At one city, they came upon suicide pits.  When madness seemed to not be a choice, many of those suffering from the Flaw simply killed themselves…

And their Figments.

They dug fire pits and threw themselves into the flames.  Twenty years had done little to cover up the scorched Earth around the mass graves.  Alan took a long detour around the cities of death, following cracked highways and sticking with the forested edges whenever possible.

Alpha Wave was in Frederick, Maryland, a grand building of glass and steel along the major interstate that connected Frederick with Washington, DC, now reclaimed by swamp and disease.  Alan’s Figment demanded another long detour, coming at Frederick from the northeast after maybe a week of skirting around the urban blight.

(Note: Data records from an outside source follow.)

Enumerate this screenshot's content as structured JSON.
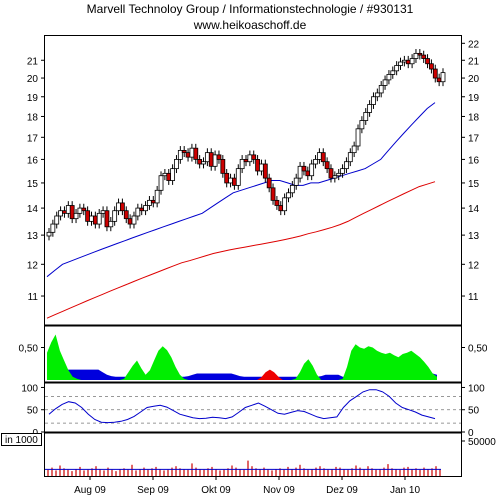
{
  "header": {
    "title": "Marvell Technoloy Group / Informationstechnologie / #930131",
    "url": "www.heikoaschoff.de"
  },
  "colors": {
    "up_candle": "#ffffff",
    "down_candle": "#cc0000",
    "ma_short": "#0000cc",
    "ma_long": "#dd0000",
    "indicator_positive": "#00ee00",
    "indicator_blue": "#0000dd",
    "indicator_negative": "#ee0000",
    "oscillator": "#0000cc",
    "volume": "#cc0000"
  },
  "chart_data": [
    {
      "type": "candlestick",
      "title": "Marvell Technoloy Group / Informationstechnologie / #930131",
      "y_scale": "log",
      "ylim": [
        10.3,
        22.2
      ],
      "yticks": [
        11,
        12,
        13,
        14,
        15,
        16,
        17,
        18,
        19,
        20,
        21,
        22
      ],
      "yticks_left": [
        11,
        12,
        13,
        14,
        15,
        16,
        17,
        18,
        19,
        20,
        21
      ],
      "x_labels": [
        "Aug 09",
        "Sep 09",
        "Okt 09",
        "Nov 09",
        "Dez 09",
        "Jan 10"
      ],
      "close": [
        13.1,
        13.4,
        13.7,
        13.9,
        13.8,
        14.1,
        13.6,
        13.8,
        14.0,
        13.9,
        13.5,
        13.7,
        13.4,
        13.8,
        13.9,
        13.3,
        13.5,
        13.9,
        14.2,
        13.9,
        13.6,
        13.4,
        13.7,
        14.0,
        13.9,
        14.1,
        14.3,
        14.2,
        14.7,
        15.3,
        15.4,
        15.1,
        15.6,
        16.0,
        16.4,
        16.3,
        16.1,
        16.5,
        16.0,
        15.8,
        15.9,
        16.3,
        15.7,
        16.2,
        16.0,
        15.4,
        15.0,
        15.2,
        14.9,
        15.6,
        16.0,
        15.9,
        16.2,
        16.0,
        15.5,
        15.8,
        15.2,
        14.8,
        14.3,
        14.1,
        13.9,
        14.4,
        14.6,
        14.9,
        15.2,
        15.7,
        15.5,
        15.3,
        15.8,
        16.0,
        16.3,
        15.9,
        15.6,
        15.2,
        15.3,
        15.4,
        15.6,
        15.9,
        16.3,
        16.6,
        17.4,
        17.8,
        18.2,
        18.6,
        19.0,
        19.2,
        19.6,
        19.9,
        20.2,
        20.4,
        20.7,
        20.9,
        21.0,
        20.8,
        21.1,
        21.4,
        21.3,
        21.1,
        20.8,
        20.5,
        20.0,
        19.8,
        20.3
      ],
      "ma_short": [
        11.6,
        11.8,
        12.0,
        12.1,
        12.2,
        12.3,
        12.4,
        12.5,
        12.6,
        12.7,
        12.8,
        12.9,
        13.0,
        13.1,
        13.2,
        13.3,
        13.4,
        13.5,
        13.6,
        13.7,
        13.8,
        14.0,
        14.2,
        14.4,
        14.6,
        14.7,
        14.8,
        14.9,
        15.0,
        15.1,
        15.1,
        15.0,
        14.9,
        14.9,
        15.0,
        15.0,
        15.1,
        15.2,
        15.3,
        15.4,
        15.5,
        15.6,
        15.8,
        16.0,
        16.4,
        16.8,
        17.2,
        17.6,
        18.0,
        18.4,
        18.7
      ],
      "ma_long": [
        10.35,
        10.45,
        10.55,
        10.65,
        10.75,
        10.85,
        10.95,
        11.05,
        11.15,
        11.25,
        11.35,
        11.45,
        11.55,
        11.65,
        11.75,
        11.85,
        11.95,
        12.05,
        12.12,
        12.2,
        12.28,
        12.36,
        12.42,
        12.48,
        12.53,
        12.58,
        12.63,
        12.68,
        12.73,
        12.78,
        12.84,
        12.9,
        12.97,
        13.05,
        13.12,
        13.2,
        13.28,
        13.38,
        13.5,
        13.65,
        13.8,
        13.95,
        14.1,
        14.25,
        14.4,
        14.55,
        14.7,
        14.85,
        14.95,
        15.05
      ]
    },
    {
      "type": "area",
      "yticks": [
        0.5
      ],
      "ytick_labels": [
        "0,50"
      ],
      "ylim": [
        0,
        0.8
      ],
      "positive": [
        0.42,
        0.58,
        0.7,
        0.45,
        0.3,
        0.15,
        0.05,
        0.02,
        0.0,
        0.0,
        0.0,
        0.0,
        0.0,
        0.0,
        0.0,
        0.0,
        0.0,
        0.0,
        0.02,
        0.12,
        0.22,
        0.3,
        0.18,
        0.08,
        0.15,
        0.3,
        0.45,
        0.52,
        0.46,
        0.35,
        0.2,
        0.08,
        0.02,
        0.0,
        0.0,
        0.0,
        0.0,
        0.0,
        0.0,
        0.0,
        0.0,
        0.0,
        0.0,
        0.0,
        0.0,
        0.0,
        0.0,
        0.0,
        0.0,
        0.0,
        0.0,
        0.0,
        0.0,
        0.0,
        0.0,
        0.0,
        0.0,
        0.0,
        0.02,
        0.12,
        0.25,
        0.32,
        0.22,
        0.08,
        0.0,
        0.0,
        0.0,
        0.0,
        0.0,
        0.02,
        0.2,
        0.45,
        0.55,
        0.5,
        0.48,
        0.52,
        0.5,
        0.45,
        0.42,
        0.4,
        0.42,
        0.38,
        0.35,
        0.4,
        0.42,
        0.45,
        0.4,
        0.35,
        0.28,
        0.2,
        0.1,
        0.05
      ],
      "blue_level": [
        0.05,
        0.05,
        0.08,
        0.12,
        0.16,
        0.16,
        0.16,
        0.16,
        0.16,
        0.16,
        0.16,
        0.16,
        0.16,
        0.12,
        0.08,
        0.06,
        0.05,
        0.05,
        0.05,
        0.05,
        0.05,
        0.05,
        0.05,
        0.05,
        0.05,
        0.05,
        0.05,
        0.05,
        0.05,
        0.05,
        0.05,
        0.05,
        0.05,
        0.06,
        0.08,
        0.1,
        0.1,
        0.1,
        0.1,
        0.1,
        0.1,
        0.1,
        0.1,
        0.1,
        0.08,
        0.06,
        0.05,
        0.05,
        0.05,
        0.05,
        0.05,
        0.05,
        0.05,
        0.05,
        0.05,
        0.05,
        0.05,
        0.05,
        0.05,
        0.05,
        0.05,
        0.05,
        0.05,
        0.05,
        0.06,
        0.08,
        0.08,
        0.08,
        0.08,
        0.05,
        0.05,
        0.05,
        0.05,
        0.05,
        0.05,
        0.05,
        0.05,
        0.05,
        0.05,
        0.05,
        0.05,
        0.05,
        0.05,
        0.05,
        0.05,
        0.05,
        0.05,
        0.06,
        0.08,
        0.1,
        0.1,
        0.08
      ],
      "negative": [
        0.0,
        0.0,
        0.0,
        0.0,
        0.0,
        0.0,
        0.0,
        0.0,
        0.0,
        0.0,
        0.0,
        0.0,
        0.0,
        0.0,
        0.0,
        0.0,
        0.0,
        0.0,
        0.0,
        0.0,
        0.0,
        0.0,
        0.0,
        0.0,
        0.0,
        0.0,
        0.0,
        0.0,
        0.0,
        0.0,
        0.0,
        0.0,
        0.0,
        0.0,
        0.0,
        0.0,
        0.0,
        0.0,
        0.0,
        0.0,
        0.0,
        0.0,
        0.0,
        0.0,
        0.0,
        0.0,
        0.0,
        0.0,
        0.0,
        0.0,
        0.04,
        0.12,
        0.16,
        0.12,
        0.05,
        0.0,
        0.0,
        0.0,
        0.0,
        0.0,
        0.0,
        0.0,
        0.0,
        0.0,
        0.0,
        0.0,
        0.0,
        0.0,
        0.0,
        0.0,
        0.0,
        0.0,
        0.0,
        0.0,
        0.0,
        0.0,
        0.0,
        0.0,
        0.0,
        0.0,
        0.0,
        0.0,
        0.0,
        0.0,
        0.0,
        0.0,
        0.0,
        0.0,
        0.0,
        0.0,
        0.0,
        0.0
      ]
    },
    {
      "type": "line",
      "ylim": [
        0,
        110
      ],
      "yticks": [
        0,
        50,
        100
      ],
      "reference_lines": [
        20,
        50,
        80
      ],
      "values": [
        40,
        52,
        62,
        68,
        65,
        55,
        40,
        28,
        22,
        21,
        22,
        24,
        28,
        35,
        45,
        55,
        58,
        60,
        56,
        48,
        40,
        36,
        32,
        30,
        31,
        33,
        32,
        30,
        34,
        44,
        55,
        60,
        65,
        58,
        50,
        42,
        40,
        44,
        48,
        46,
        40,
        34,
        30,
        32,
        34,
        55,
        70,
        80,
        90,
        95,
        95,
        90,
        80,
        65,
        55,
        50,
        45,
        38,
        34,
        30
      ]
    },
    {
      "type": "bar",
      "label": "in 1000",
      "ylim": [
        0,
        60000
      ],
      "yticks": [
        50000
      ],
      "ytick_labels": [
        "50000"
      ],
      "average_line": 9500,
      "values": [
        9000,
        12000,
        8000,
        15000,
        11000,
        9000,
        7000,
        10000,
        13000,
        8000,
        9000,
        11000,
        14000,
        10000,
        8000,
        12000,
        9000,
        7000,
        10000,
        11000,
        9000,
        16000,
        8000,
        10000,
        12000,
        9000,
        11000,
        13000,
        10000,
        8000,
        9000,
        12000,
        14000,
        11000,
        10000,
        9000,
        18000,
        12000,
        10000,
        9000,
        11000,
        13000,
        10000,
        8000,
        9000,
        11000,
        15000,
        12000,
        10000,
        9000,
        22000,
        14000,
        11000,
        10000,
        12000,
        9000,
        8000,
        10000,
        11000,
        9000,
        13000,
        10000,
        12000,
        16000,
        11000,
        9000,
        10000,
        12000,
        14000,
        11000,
        9000,
        10000,
        13000,
        12000,
        10000,
        9000,
        11000,
        15000,
        12000,
        10000,
        14000,
        11000,
        9000,
        10000,
        12000,
        17000,
        11000,
        10000,
        9000,
        12000,
        13000,
        10000,
        11000,
        9000,
        12000,
        10000,
        11000,
        14000,
        10000
      ]
    }
  ]
}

Alpha Wave had once sat on a grassy hill overlooking the grand highway.  An artificial stream and fountain was what drivers saw first, the Alpha Wave logo glistening behind streams of water as the little man-made creek journeyed into the fountain and then out again, meandering along the road and dropping into a ditch where it joined a little run that vanished into a culvert. Even in the worst of times, Alpha Wave had more than enough money to spare.  In war, they built drone planes and drone tanks that didn’t – thank God – attack innocent targets.  Smart drones, with the same complex AI as the Figments, that analyzed a threat and took appropriate action in the field.  It was impossible to find perfection in such situations.  There were always mistakes.  Especially when enemy combatants didn’t quite make sense to the rational world.  Children armed with rocket launchers and women with grenades in their purses still got through.  Cafes still blew up and Man’s inhumanity to Man continued unchecked.